The blend is referred to as K2, Wicked Spice or Genie and is a mixture of exotic herbs that are coated with a chemical compound called JWH-018. The compound is designed to mimic THC on the cellular level. K2 affects the brain receptors that are responsible for inducing a euphoric high very similar to that caused by smoking dope.
The packaging for K2 and other similar products plainly state "Not for human consumption," but word has gotten around of the effects of smoking it, making the warning nothing more than a technicality.
Mathias, a junior environmental policy and management major, resonated the claim by stating, "I guess the effects were similar (to marijuana), but it was already in my head that I didn't like it because it tasted like fish food."
The company who makes the product is shrouded in secrecy, keeping that information to itself. Multiple websites claimed to have been the "official K2 website," but would not disclose exactly what is in the product they are selling, or allow an interview from any media source. Nolan Miller, the front manager from Dream Merchant Pipeshop & Tattoos, is unaware of the additive. "I don't know anything about the chemicals that are involved with it," he said.
K2 is currently legal to buy in most states in the country, including Ohio. It is available online from various websites, as well as the various smoke shops around the OSU campus. The Dream Merchant on 13th and High, for example has been selling the product starting at $25 per gram, with price drops as quantity increases. According to Nolin from Dream Merchant, Wicked Spice has been selling "pretty consistently every day" to both students and non-students around campus.
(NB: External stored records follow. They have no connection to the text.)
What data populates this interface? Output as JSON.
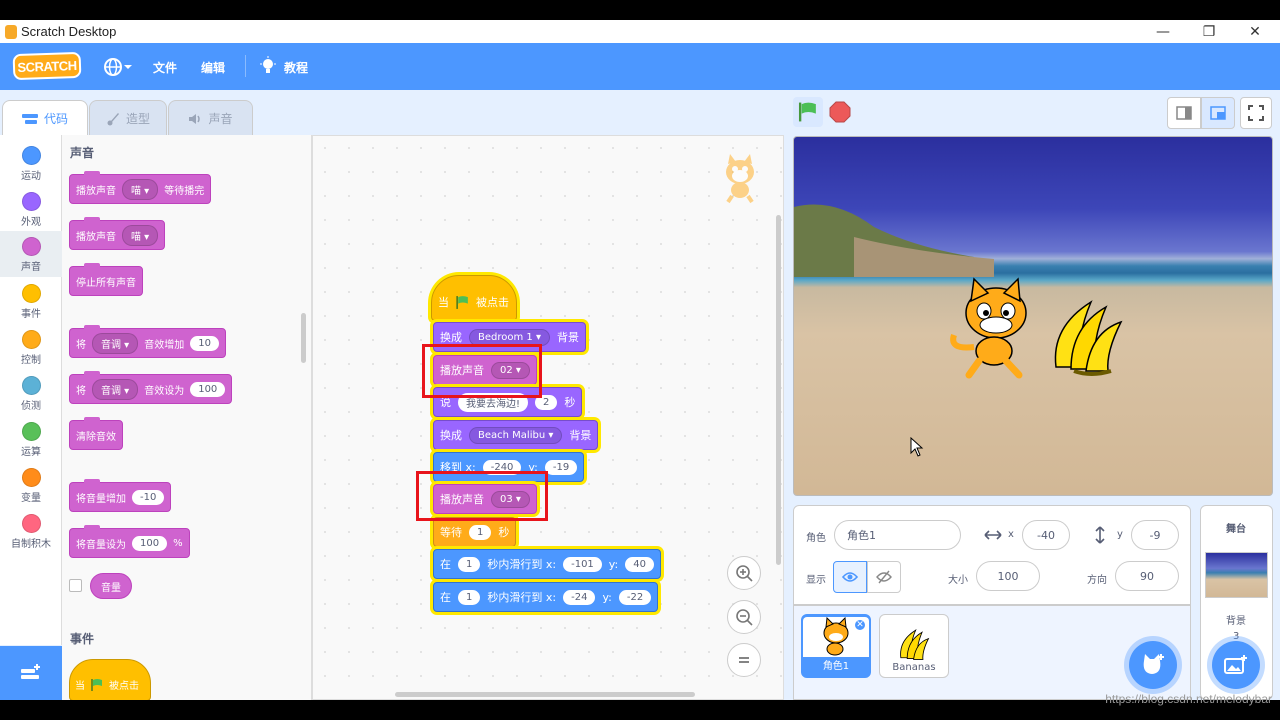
{
  "window": {
    "title": "Scratch Desktop",
    "minimize": "—",
    "restore": "❐",
    "close": "✕"
  },
  "menubar": {
    "logo": "SCRATCH",
    "file": "文件",
    "edit": "编辑",
    "tutorials": "教程"
  },
  "tabs": [
    {
      "label": "代码"
    },
    {
      "label": "造型"
    },
    {
      "label": "声音"
    }
  ],
  "categories": [
    {
      "label": "运动",
      "color": "#4c97ff"
    },
    {
      "label": "外观",
      "color": "#9966ff"
    },
    {
      "label": "声音",
      "color": "#cf63cf"
    },
    {
      "label": "事件",
      "color": "#ffbf00"
    },
    {
      "label": "控制",
      "color": "#ffab19"
    },
    {
      "label": "侦测",
      "color": "#5cb1d6"
    },
    {
      "label": "运算",
      "color": "#59c059"
    },
    {
      "label": "变量",
      "color": "#ff8c1a"
    },
    {
      "label": "自制积木",
      "color": "#ff6680"
    }
  ],
  "palette": {
    "section_sound": "声音",
    "play_until_done": {
      "text": "播放声音",
      "sound": "喵",
      "suffix": "等待播完"
    },
    "start_sound": {
      "text": "播放声音",
      "sound": "喵"
    },
    "stop_all": "停止所有声音",
    "change_effect": {
      "prefix": "将",
      "effect": "音调",
      "text": "音效增加",
      "value": "10"
    },
    "set_effect": {
      "prefix": "将",
      "effect": "音调",
      "text": "音效设为",
      "value": "100"
    },
    "clear_effects": "清除音效",
    "change_volume": {
      "text": "将音量增加",
      "value": "-10"
    },
    "set_volume": {
      "text": "将音量设为",
      "value": "100",
      "unit": "%"
    },
    "volume_reporter": "音量",
    "section_events": "事件",
    "flag_hat": {
      "prefix": "当",
      "suffix": "被点击"
    }
  },
  "script": {
    "hat": {
      "prefix": "当",
      "suffix": "被点击"
    },
    "switch1": {
      "text": "换成",
      "value": "Bedroom 1",
      "suffix": "背景"
    },
    "play1": {
      "text": "播放声音",
      "value": "02"
    },
    "say": {
      "text": "说",
      "message": "我要去海边!",
      "secs": "2",
      "unit": "秒"
    },
    "switch2": {
      "text": "换成",
      "value": "Beach Malibu",
      "suffix": "背景"
    },
    "goto": {
      "text": "移到 x:",
      "x": "-240",
      "ylabel": "y:",
      "y": "-19"
    },
    "play2": {
      "text": "播放声音",
      "value": "03"
    },
    "wait": {
      "text": "等待",
      "value": "1",
      "unit": "秒"
    },
    "glide1": {
      "prefix": "在",
      "secs": "1",
      "text": "秒内滑行到 x:",
      "x": "-101",
      "ylabel": "y:",
      "y": "40"
    },
    "glide2": {
      "prefix": "在",
      "secs": "1",
      "text": "秒内滑行到 x:",
      "x": "-24",
      "ylabel": "y:",
      "y": "-22"
    }
  },
  "sprite_info": {
    "label_sprite": "角色",
    "name": "角色1",
    "label_x": "x",
    "x": "-40",
    "label_y": "y",
    "y": "-9",
    "label_show": "显示",
    "label_size": "大小",
    "size": "100",
    "label_direction": "方向",
    "direction": "90"
  },
  "sprites": [
    {
      "name": "角色1"
    },
    {
      "name": "Bananas"
    }
  ],
  "stage_panel": {
    "title": "舞台",
    "label_backdrops": "背景",
    "backdrop_count": "3"
  },
  "watermark": "https://blog.csdn.net/melodybar"
}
While K2 is currently legal in Ohio, it might not be for long; Great Britain, Germany, Poland and France have banned all sales of synthetic marijuana, according to CNN. This is not a good sign for fake pot proprietors in America. Kansas, Kentucky and Missouri have all written legislation proposing the banishment of products containing JWH-018. It is only a matter of time before the rest of the country jumps on the bandwagon.